Panel finds Arena Swimwear’s arguments unconvincing.
Sometimes I see a domain name dispute and wonder what the heck the complainant was thinking. When I saw that the one word generic domain name Arena.com was in dispute, I scratched my head. First of all, I’d never heard of the complainant. Second, you better have some damning evidence against the respondent to go after a generic word such as Arena. When I see the domain name Arena.com, I think of sports arenas.
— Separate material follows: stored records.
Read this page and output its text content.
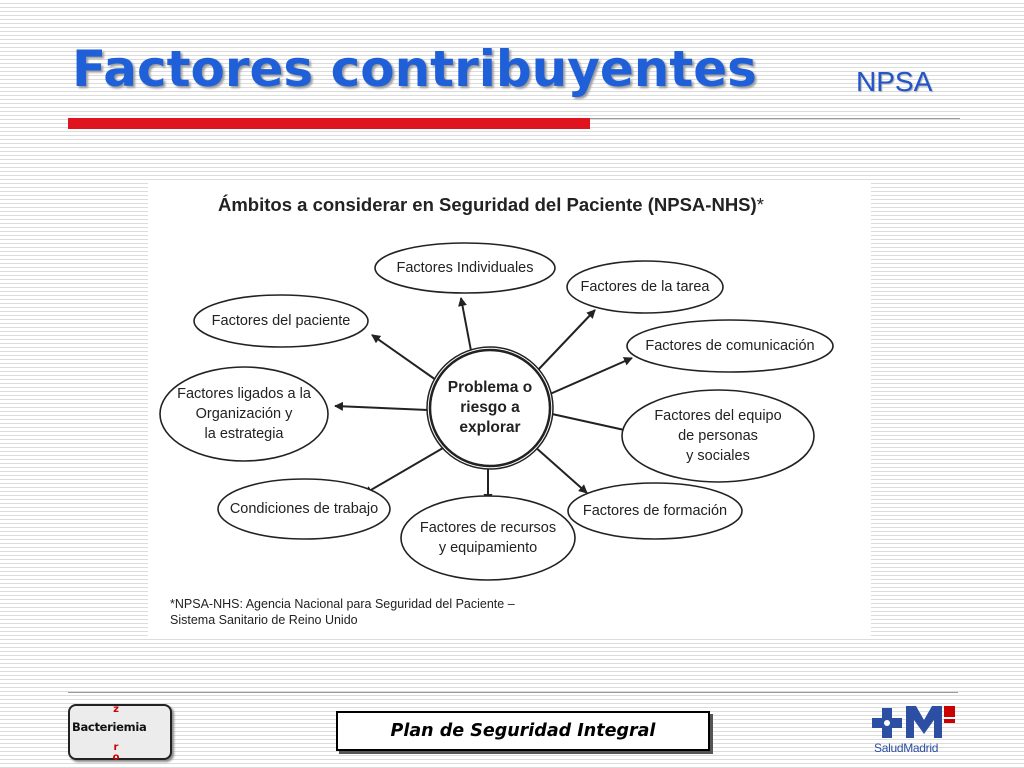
Factores contribuyentes	NPSA
Ámbitos a considerar en Seguridad del Paciente (NPSA-NHS)*
Factores Individuales
Factores de la tarea
Factores del paciente
Factores de comunicación
Factores ligados a la
Organización y
la estrategia
Factores del equipo
de personas
y sociales
Condiciones de trabajo
Factores de recursos
y equipamiento
Factores de formación
Problema o
riesgo a
explorar
*NPSA-NHS: Agencia Nacional para Seguridad del Paciente –
Sistema Sanitario de Reino Unido
Bacteriemia
z
r
o
Plan de Seguridad Integral
SaludMadrid
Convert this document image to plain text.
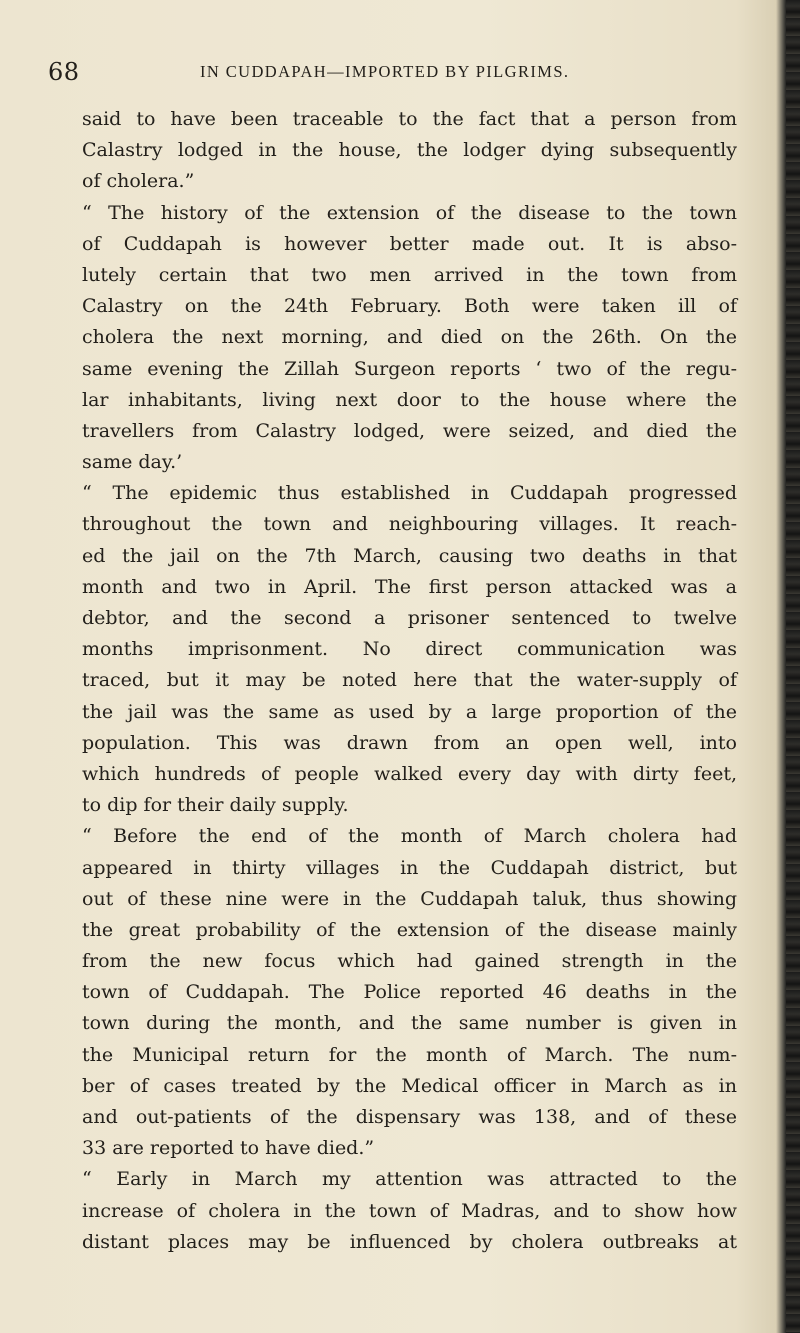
68	IN CUDDAPAH—IMPORTED BY PILGRIMS.
said to have been traceable to the fact that a person from
Calastry lodged in the house, the lodger dying subsequently
of cholera.”
“ The history of the extension of the disease to the town
of Cuddapah is however better made out. It is abso-
lutely certain that two men arrived in the town from
Calastry on the 24th February. Both were taken ill of
cholera the next morning, and died on the 26th. On the
same evening the Zillah Surgeon reports ‘ two of the regu-
lar inhabitants, living next door to the house where the
travellers from Calastry lodged, were seized, and died the
same day.’
“ The epidemic thus established in Cuddapah progressed
throughout the town and neighbouring villages. It reach-
ed the jail on the 7th March, causing two deaths in that
month and two in April. The first person attacked was a
debtor, and the second a prisoner sentenced to twelve
months imprisonment. No direct communication was
traced, but it may be noted here that the water-supply of
the jail was the same as used by a large proportion of the
population. This was drawn from an open well, into
which hundreds of people walked every day with dirty feet,
to dip for their daily supply.
“ Before the end of the month of March cholera had
appeared in thirty villages in the Cuddapah district, but
out of these nine were in the Cuddapah taluk, thus showing
the great probability of the extension of the disease mainly
from the new focus which had gained strength in the
town of Cuddapah. The Police reported 46 deaths in the
town during the month, and the same number is given in
the Municipal return for the month of March. The num-
ber of cases treated by the Medical officer in March as in
and out-patients of the dispensary was 138, and of these
33 are reported to have died.”
“ Early in March my attention was attracted to the
increase of cholera in the town of Madras, and to show how
distant places may be influenced by cholera outbreaks at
As it turns out, the complainant didn’t have good evidence of bad faith registration by the respondent. It was just another case of a company not wanting to pay fair market value for a domain name.
The complainant, Descente, Ltd. and Arena Distribution, S.A., offers a swimwear line called Arena. The respondent, Portsnportals Enterprises Limited, is a member company of the Hutchison Whampoa group of companies, which operates in a wide variety of commercial areas. The respondent used the Arena.com domain for a document management system earlier this decade but no longer uses the domain name.
For Arena Swimwear to have even a slight chance of winning, I’d expect Arena.com to currently be a parked page with ads for swimwear. But it’s not even in use. The idea that the respondent registered the domain name in bad faith to attract traffic looking for swimwear to its document management web site is laughable. The panel noted:
In this case, there is, in addition, a credibility gap to overcome. Why on earth would an industrial giant of the size of Hutchison Whampoa (or any part of it) wish to select a domain name with the express purpose of ‘selling’ its e-documentation handling services to people looking online for the Complainants’ swimwear? To the Panel, it seems a most unlikely scenario and the Complainants offer no explanation save for the attractive force that their brand engenders.
Apparently Arena approached the respondent about buying the domain name. The respondent said it might let it go for $200,000. Arena balked and filed the UDRP.
The respondent did not ask the panel to find reverse domain name hijacking.
You can read the entire decision here.
Duane says
First of all, this is just one more example of how desperate companies are getting.
GOOD, some are now starting “to get it”
Any mayor company trying to reverse hijack such a generic name needs to be punished.
After all that trouble and crap, Hutchison should double there price.
Also while still having control over the name?
Upload “ Sorry, we are out of Business” onto Arena.com
M. Menius says
Another case of reverse domain name hijacking (even without the formal finding), and misusing the UDRP process as a cheap means of trying to steal a registrant’s legitimately registered domain.
I have written about this topic myself and am glad bloggers are ripping into these complainants. It’s about right and wrong, protecting legit domaining, and calling complainants out when exposed as greedy manipulators of the UDRP process.
Johnny says
They think big money and intimidation will pry domains away from simple domain registrants. And of course…it’s true.
However…it looks like some domain owners are standing up for their rights and finally winning quite often now.
Some complainants and their lawyers have been having to take some lumps with a marred record from losing. They deserve it quite often.
DR. DOMAIN says
Happy about the ruling.200k is a drop in the bucket for someone like Descente.I just wonder what the result would have been if ARENA.COM had been owned by some small fry wildcatter…like me.
D says
$200K was actually reasonable price. This happens when stupid companies listen to their lawyers.
Ricardo says
D quote –
“$200K was actually reasonable price.
This happens when stupid companies listen to their lawyers.”
Or, the advertising agency or sales manager, etc.
They should have asked an expert about its value. (maybe, they did??)
Now, they have a snowball chance in hell of ever buying it.
Monday quarterbacking, they should have had a broker act as the the buyer, they might have had a chance of buying and for less.
Andrew Allemann says
Worth mentioning the respondent isn’t some small fry, either.
Steve says
I had the same problem with http://www.VitaminShoppe.com wanted me to give them http://www.VitaminShop.com they ended up buying it from me.
bagel says
Must be nice not having to work for your money.
Joey Starkey says
I would think the price has gone up just a bit. I think it would cost them at least $250K for the aggravation.